One does not expect a eunuch to be honored in Martial's Epigrams. But that is the case with the figure of Earinus in Book 9: Domitian's cup bearer, honored but not named, on the occasion of reaching what would otherwise be considered the age of manhood (Henriksén), with a cycle of epigrams that both overtly elide and obliquely aestheticize a fact awkward to Martial's primary elite male readership: that this figure is defined by the lack of his phallus (9.11, 12(13), 13(12), 16, 17, and 36). To grant full subjectivity to the textual figure of Earinus, equal to Martial's other dedicatees, would threaten the sexual ideology upon which Martial's epigrams are based--namely, putting his reader and text metaphorically in a sexual relationship that celebrates the possession of a phallus (Williams). But, given that he must acknowledge the presence of a eunuch among his readers historical and imagined, Martial must also cater to the imagined interests of Earinus while still keeping him "in his place" as a textual object to be enjoyed by phallic readers. Even so, the figure of Earinus radically complicates Martial's sexual ideology, and is worth study in its own right, and not just as a foil to the figure of a phallic male reader.

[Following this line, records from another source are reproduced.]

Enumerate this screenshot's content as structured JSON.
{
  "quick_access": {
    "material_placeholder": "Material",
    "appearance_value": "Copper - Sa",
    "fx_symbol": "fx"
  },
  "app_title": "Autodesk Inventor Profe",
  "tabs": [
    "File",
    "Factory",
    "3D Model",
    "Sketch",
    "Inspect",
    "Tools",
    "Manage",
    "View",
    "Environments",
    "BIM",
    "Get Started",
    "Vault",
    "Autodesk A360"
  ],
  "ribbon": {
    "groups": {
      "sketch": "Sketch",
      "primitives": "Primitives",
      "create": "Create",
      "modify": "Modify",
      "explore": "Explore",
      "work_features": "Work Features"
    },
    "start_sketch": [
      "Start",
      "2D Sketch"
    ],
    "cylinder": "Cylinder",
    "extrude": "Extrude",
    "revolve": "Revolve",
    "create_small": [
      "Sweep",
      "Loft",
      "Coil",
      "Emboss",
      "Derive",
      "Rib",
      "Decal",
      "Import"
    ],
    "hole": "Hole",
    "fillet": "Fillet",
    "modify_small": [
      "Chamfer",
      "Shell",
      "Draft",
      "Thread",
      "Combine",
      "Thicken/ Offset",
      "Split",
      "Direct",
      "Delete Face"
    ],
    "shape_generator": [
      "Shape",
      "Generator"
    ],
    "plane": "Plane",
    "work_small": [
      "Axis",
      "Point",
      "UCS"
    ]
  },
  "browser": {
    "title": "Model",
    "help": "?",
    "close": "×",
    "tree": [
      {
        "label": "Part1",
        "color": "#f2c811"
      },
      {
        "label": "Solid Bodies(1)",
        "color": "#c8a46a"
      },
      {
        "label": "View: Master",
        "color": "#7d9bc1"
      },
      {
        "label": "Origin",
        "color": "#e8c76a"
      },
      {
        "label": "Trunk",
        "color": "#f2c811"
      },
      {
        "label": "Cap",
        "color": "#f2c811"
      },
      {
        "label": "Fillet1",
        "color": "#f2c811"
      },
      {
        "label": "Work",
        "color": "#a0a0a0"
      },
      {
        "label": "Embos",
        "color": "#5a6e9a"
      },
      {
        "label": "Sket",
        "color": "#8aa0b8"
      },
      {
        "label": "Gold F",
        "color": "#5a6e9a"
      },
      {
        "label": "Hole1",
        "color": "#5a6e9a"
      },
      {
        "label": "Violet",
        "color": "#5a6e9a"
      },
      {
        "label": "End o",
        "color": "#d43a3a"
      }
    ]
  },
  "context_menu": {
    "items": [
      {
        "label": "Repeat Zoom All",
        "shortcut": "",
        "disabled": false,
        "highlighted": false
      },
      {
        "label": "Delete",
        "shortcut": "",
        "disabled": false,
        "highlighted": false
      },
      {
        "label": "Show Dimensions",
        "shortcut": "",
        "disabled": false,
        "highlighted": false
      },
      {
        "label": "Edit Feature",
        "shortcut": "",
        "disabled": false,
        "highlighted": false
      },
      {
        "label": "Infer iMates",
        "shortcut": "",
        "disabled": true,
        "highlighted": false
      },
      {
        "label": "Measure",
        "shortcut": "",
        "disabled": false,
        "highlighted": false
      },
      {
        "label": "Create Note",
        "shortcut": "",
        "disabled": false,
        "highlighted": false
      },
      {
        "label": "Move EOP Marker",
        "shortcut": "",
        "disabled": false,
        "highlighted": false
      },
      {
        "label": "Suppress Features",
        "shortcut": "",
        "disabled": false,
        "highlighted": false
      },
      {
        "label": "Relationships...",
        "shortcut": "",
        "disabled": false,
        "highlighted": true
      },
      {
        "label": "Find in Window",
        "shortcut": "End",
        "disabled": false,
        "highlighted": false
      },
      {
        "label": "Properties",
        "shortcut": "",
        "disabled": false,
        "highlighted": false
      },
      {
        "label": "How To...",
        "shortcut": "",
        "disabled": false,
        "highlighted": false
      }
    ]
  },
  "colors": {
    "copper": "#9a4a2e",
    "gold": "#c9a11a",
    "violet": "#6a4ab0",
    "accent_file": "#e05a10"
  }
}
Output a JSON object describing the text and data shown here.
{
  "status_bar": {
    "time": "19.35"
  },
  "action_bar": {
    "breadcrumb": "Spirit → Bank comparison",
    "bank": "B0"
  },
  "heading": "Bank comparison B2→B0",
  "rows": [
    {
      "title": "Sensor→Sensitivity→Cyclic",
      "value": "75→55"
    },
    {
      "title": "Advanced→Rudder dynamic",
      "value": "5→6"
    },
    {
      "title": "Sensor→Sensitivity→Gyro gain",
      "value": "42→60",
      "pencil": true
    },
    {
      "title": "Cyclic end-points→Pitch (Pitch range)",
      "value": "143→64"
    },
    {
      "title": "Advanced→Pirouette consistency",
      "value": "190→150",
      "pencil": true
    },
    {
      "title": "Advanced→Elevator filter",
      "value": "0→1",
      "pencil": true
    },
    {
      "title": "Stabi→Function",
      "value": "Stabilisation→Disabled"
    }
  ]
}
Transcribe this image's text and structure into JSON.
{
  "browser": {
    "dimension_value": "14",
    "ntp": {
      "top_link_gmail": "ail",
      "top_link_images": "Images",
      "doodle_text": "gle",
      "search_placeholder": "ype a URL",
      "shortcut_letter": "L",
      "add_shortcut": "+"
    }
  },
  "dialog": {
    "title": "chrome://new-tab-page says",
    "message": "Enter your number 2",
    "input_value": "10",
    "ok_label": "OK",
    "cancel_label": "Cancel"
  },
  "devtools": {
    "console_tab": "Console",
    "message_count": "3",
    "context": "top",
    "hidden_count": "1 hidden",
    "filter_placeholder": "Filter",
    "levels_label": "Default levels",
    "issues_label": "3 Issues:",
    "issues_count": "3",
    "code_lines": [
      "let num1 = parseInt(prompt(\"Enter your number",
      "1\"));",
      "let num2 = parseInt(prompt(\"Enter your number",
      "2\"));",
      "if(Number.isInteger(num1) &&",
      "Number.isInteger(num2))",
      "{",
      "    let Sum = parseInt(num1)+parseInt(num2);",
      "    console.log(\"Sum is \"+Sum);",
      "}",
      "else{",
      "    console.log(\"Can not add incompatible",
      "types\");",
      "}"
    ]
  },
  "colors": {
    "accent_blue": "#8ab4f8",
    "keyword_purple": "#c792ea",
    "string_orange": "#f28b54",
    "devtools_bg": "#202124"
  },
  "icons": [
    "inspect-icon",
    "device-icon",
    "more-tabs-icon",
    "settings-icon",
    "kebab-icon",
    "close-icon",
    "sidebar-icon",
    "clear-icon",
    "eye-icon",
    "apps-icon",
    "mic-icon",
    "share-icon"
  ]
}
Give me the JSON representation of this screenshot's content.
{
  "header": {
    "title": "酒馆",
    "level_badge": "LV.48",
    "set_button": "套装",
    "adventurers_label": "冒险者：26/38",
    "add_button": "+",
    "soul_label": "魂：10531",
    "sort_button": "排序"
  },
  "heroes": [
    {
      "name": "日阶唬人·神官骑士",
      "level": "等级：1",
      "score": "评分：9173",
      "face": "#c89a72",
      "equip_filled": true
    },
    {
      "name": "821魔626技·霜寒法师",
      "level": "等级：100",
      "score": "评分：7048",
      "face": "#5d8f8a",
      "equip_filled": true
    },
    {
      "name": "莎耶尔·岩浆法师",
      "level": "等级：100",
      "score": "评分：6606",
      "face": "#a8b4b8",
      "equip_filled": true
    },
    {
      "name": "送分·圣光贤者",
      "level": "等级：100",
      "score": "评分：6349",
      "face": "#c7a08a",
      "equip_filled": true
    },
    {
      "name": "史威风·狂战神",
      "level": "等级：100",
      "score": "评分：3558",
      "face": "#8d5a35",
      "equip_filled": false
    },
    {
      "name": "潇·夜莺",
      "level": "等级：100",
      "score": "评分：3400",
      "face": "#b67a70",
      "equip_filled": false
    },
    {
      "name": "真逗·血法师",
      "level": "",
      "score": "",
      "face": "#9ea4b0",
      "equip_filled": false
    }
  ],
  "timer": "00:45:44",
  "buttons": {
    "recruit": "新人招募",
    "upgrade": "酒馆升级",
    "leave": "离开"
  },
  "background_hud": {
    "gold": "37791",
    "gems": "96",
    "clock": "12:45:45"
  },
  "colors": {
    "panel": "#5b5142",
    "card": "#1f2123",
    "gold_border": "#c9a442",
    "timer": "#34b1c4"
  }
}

In this paper, part of a larger project about the figure of Earinus in Book 9, I sketch out the theoretical framework within which I read Martial's compositional strategies for solving the problem of Earinus, and I present some examples of Martial's solution. Other scholars who have studied Latin poetical representations of eunuchs (Martial's figure of Earinus, his contemporary Statius' literary treatment of Earinus (Silvae3.4), or Catullus 63) have all focused on what these texts and their historical and cultural contexts might mean politically or psychoanalytically for their elite phallic male readers (Hoffmann, Vout 167-212, Pederzani, Newlands 88-118, Skinner, Nauta, Oliensis 111-126). However, with the exception of a few comments by Nauta, they do not look at what Martial's text might mean for a eunuch reader, or how Martial negotiates among two radically different readerships. My paper deals with textual and sexual ideological issues; for now, I set aside political implications.

In addition to reading the Earinus cycle itself to illustrate this central problem of Book 9 (viz., how Martial treats Earinus as both subject and object), I use selected epigrams elsewhere in Book 9 to argue that the figure of Earinus is, in fact, the theme that unifies the otherwise fragmented and variegated Book 9, and that Martial crafts his book in this way precisely to cater discreetly to Earinus and other eunuch readers--while still allowing phallic readers to enjoy Earinus as a textual object. The formal challenge comes from the nature of Martial's epigram books: the poet may be integrating a pre-existing libellus, or brief pamphlet, on the single subject of Earinus into the larger, book-length heterogeneous collection that we have as Book 9 (see White, Fowler). The epigrams that "bookend" book 9 can be taken as allusions to Earinus if one knows what to look for: epigram 9.1 plays on the names of the seasons in a way similar to the name-riddles that Martial composes on the name "Earinus" ("Springy") later in Book 9; and the final epigram (9.103) offers a catalogue of historical and mythological pueri delicati that ends the book with a celebration of Earinus' role as cupbearer. I then look at Martial's poems about Domitian's recent anti-castration edict (9.5 and 7) in light of these two different readerships--phallic readers and eunuch readers. I mean the title of this paper, therefore, in two ways: to read for Earinus in the sense of looking for his presence throughout the text, and, more importantly, to read for Earinus in the sense of reading Book 9 on his behalf.